The Critic - Eleanor Snare

The Critic

“Hmm, I’m not sure…”

This is the person who believes you won’t do it, you can’t make it, it’s not that easy and you don’t stand a chance.

Often the Critic is simply voicing their own fears about how they couldn’t do what you’re doing, but their viewpoint plays an important role in your business decisions. By paying attention to their criticisms you can normally find a grain of truth in what they’re saying, no matter how uncomfortable it is.

My Critics have included nervous friends and ex-colleagues, whose thoughts – while frustrating – made me want to prove them wrong and helped propel me forward.
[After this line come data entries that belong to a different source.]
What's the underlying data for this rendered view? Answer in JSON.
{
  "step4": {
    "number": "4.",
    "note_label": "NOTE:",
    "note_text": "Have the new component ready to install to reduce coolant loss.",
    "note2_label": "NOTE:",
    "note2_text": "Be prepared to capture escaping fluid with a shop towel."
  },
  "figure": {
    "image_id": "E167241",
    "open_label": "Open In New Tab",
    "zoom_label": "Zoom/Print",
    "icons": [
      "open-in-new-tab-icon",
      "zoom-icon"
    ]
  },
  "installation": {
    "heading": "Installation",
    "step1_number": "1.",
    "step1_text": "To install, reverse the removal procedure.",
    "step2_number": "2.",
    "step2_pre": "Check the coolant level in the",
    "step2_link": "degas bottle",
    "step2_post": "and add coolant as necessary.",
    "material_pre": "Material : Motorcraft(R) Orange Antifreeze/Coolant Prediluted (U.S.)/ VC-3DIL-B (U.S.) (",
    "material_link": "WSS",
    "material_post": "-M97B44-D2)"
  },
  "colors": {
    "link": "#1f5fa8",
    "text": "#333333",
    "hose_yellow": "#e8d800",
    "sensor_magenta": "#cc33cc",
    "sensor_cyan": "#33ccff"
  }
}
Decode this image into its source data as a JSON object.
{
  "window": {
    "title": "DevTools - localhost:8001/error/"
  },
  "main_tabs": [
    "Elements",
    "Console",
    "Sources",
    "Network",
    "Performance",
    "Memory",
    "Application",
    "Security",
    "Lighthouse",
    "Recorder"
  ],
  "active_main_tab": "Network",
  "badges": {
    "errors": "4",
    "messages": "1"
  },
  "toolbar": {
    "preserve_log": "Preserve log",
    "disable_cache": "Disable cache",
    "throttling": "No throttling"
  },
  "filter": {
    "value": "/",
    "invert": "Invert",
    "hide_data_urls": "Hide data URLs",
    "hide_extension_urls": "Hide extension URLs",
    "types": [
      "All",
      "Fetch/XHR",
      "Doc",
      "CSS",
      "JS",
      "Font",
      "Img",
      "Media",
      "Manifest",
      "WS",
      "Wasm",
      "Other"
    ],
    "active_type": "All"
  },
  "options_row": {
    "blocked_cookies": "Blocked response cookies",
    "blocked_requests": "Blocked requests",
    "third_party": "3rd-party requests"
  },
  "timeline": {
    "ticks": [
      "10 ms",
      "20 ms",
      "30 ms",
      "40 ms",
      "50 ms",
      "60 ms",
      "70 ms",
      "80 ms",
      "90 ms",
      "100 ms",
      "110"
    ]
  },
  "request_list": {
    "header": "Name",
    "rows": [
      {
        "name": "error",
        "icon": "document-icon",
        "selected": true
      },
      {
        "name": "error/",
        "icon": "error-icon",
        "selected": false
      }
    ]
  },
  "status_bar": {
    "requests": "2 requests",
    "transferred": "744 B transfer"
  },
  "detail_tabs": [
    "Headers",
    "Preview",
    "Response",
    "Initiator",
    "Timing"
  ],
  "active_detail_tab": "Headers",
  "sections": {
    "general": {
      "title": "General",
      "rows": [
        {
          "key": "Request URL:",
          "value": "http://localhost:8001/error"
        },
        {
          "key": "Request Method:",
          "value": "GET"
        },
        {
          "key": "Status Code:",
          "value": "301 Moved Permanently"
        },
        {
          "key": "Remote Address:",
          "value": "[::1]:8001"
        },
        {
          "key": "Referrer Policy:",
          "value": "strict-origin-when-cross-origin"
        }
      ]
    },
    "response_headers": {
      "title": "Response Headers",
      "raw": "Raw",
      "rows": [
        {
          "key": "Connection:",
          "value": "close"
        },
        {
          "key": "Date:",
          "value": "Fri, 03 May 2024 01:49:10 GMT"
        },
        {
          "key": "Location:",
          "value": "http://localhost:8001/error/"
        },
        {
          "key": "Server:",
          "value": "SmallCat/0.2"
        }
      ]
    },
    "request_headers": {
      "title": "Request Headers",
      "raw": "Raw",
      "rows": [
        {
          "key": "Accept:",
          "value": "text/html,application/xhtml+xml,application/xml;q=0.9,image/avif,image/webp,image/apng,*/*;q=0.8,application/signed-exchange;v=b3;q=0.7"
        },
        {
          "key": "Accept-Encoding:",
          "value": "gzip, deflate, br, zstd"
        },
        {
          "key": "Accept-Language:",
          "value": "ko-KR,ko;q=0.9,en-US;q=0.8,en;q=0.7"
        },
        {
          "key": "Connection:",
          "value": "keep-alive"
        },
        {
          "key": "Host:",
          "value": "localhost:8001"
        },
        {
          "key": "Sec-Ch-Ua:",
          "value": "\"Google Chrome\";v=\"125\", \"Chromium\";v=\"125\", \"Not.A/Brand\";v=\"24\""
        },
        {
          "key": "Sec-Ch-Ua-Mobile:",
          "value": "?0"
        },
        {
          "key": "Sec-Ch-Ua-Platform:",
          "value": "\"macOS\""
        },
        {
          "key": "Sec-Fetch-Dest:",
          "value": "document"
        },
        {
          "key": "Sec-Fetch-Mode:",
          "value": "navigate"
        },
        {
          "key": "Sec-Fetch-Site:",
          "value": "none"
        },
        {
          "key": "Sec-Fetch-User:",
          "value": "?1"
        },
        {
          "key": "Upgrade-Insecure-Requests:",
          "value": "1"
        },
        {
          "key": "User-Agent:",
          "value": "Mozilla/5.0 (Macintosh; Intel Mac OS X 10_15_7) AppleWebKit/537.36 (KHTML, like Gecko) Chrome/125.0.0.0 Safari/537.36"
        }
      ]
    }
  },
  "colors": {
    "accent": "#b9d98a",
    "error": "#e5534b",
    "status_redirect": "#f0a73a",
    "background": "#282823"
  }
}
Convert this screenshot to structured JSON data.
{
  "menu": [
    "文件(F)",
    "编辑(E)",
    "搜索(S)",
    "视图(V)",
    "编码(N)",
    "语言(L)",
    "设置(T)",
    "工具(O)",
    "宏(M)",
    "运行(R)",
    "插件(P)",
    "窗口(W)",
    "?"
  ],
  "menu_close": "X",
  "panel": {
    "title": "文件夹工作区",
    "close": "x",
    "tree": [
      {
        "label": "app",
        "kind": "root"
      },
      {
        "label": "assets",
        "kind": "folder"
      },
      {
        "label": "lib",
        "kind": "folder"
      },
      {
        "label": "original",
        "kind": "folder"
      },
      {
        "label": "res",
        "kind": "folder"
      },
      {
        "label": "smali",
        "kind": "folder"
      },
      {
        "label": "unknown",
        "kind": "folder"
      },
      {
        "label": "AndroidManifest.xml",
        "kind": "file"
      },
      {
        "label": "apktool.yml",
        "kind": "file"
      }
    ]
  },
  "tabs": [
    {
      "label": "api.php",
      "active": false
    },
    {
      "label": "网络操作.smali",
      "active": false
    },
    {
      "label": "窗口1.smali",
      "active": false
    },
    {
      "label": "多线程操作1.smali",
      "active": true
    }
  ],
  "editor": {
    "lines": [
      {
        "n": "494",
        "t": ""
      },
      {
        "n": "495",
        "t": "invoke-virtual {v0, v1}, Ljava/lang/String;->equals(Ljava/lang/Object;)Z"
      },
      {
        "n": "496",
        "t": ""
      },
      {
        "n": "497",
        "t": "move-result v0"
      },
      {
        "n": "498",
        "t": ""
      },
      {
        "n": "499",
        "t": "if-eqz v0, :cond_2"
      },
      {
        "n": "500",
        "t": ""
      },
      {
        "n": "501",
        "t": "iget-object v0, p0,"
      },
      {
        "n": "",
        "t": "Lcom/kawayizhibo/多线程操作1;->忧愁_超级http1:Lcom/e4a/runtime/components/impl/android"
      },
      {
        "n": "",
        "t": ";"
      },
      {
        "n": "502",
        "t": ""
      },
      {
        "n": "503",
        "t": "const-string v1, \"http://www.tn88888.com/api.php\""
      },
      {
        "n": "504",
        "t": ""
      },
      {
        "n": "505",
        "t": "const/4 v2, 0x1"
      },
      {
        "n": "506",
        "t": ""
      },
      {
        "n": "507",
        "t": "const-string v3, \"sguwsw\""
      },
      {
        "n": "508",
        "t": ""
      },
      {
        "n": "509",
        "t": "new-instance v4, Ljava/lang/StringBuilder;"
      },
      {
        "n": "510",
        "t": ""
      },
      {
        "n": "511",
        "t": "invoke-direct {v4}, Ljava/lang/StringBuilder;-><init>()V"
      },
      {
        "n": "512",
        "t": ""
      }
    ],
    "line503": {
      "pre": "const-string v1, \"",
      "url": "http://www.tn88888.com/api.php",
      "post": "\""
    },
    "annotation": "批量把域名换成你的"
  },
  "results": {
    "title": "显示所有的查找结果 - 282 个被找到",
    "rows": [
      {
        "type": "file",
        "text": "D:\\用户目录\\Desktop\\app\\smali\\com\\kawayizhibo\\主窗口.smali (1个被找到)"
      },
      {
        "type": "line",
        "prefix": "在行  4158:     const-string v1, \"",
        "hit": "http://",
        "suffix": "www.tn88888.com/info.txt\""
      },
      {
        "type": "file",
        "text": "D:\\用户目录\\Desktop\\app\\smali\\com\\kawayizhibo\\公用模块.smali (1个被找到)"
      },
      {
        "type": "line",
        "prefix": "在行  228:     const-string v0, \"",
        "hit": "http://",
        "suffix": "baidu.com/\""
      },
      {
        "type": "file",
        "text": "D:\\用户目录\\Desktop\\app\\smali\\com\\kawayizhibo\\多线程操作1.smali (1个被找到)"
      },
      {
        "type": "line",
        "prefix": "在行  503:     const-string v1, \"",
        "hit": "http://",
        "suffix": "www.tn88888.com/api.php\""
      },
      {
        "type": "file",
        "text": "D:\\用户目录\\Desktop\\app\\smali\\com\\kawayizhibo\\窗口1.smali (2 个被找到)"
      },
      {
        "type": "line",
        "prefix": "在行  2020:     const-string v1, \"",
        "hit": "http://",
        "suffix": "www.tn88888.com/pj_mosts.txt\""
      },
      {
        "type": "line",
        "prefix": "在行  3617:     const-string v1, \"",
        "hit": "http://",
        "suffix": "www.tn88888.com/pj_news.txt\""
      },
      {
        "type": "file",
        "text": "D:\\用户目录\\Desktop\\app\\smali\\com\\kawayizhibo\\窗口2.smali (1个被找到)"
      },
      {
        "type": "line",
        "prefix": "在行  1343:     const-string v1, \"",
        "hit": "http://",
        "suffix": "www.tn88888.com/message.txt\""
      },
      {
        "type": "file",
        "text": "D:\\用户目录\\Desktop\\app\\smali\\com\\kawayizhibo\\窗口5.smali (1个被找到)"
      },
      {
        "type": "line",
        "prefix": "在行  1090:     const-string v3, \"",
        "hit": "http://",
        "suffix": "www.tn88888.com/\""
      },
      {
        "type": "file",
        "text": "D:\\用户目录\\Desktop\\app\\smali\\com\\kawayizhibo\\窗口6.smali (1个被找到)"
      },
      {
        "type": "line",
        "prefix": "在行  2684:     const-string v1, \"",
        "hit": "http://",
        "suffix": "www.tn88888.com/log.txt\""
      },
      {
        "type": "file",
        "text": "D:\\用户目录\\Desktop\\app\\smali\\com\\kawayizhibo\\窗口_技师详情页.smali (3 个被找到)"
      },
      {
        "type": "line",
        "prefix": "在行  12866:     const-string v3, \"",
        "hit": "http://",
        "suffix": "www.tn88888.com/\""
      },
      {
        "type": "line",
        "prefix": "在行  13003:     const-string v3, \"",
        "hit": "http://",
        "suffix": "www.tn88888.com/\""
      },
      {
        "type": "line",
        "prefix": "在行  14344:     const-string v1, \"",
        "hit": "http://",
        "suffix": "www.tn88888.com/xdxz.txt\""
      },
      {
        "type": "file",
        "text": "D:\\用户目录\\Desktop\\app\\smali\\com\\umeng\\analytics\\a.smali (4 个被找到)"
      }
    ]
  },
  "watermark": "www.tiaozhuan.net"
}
Five Advisors - Eleanor Snare

Five essential advisors, one centred decision maker

I believe these five people – the Cheerleader, Challenger, Comrade, Catalyst and Critic – are crucial in helping you make strong business decisions, especially if you’re a creative business owner or self-employed.

When you operate independently, you don’t have a team of people around you to discuss decisions with; you have to find your own circle of business advisors.

Choosing those creative business advisors wisely means allowing difficult opinions as well as positive ones into your decision-making. By doing so, you’re much more likely to take a considered and well thought out path.

Without a range of advisors, you’ll end up swaying to an extreme position. Keep the five points in place and you’ll be able to centre yourself and your business much more effectively.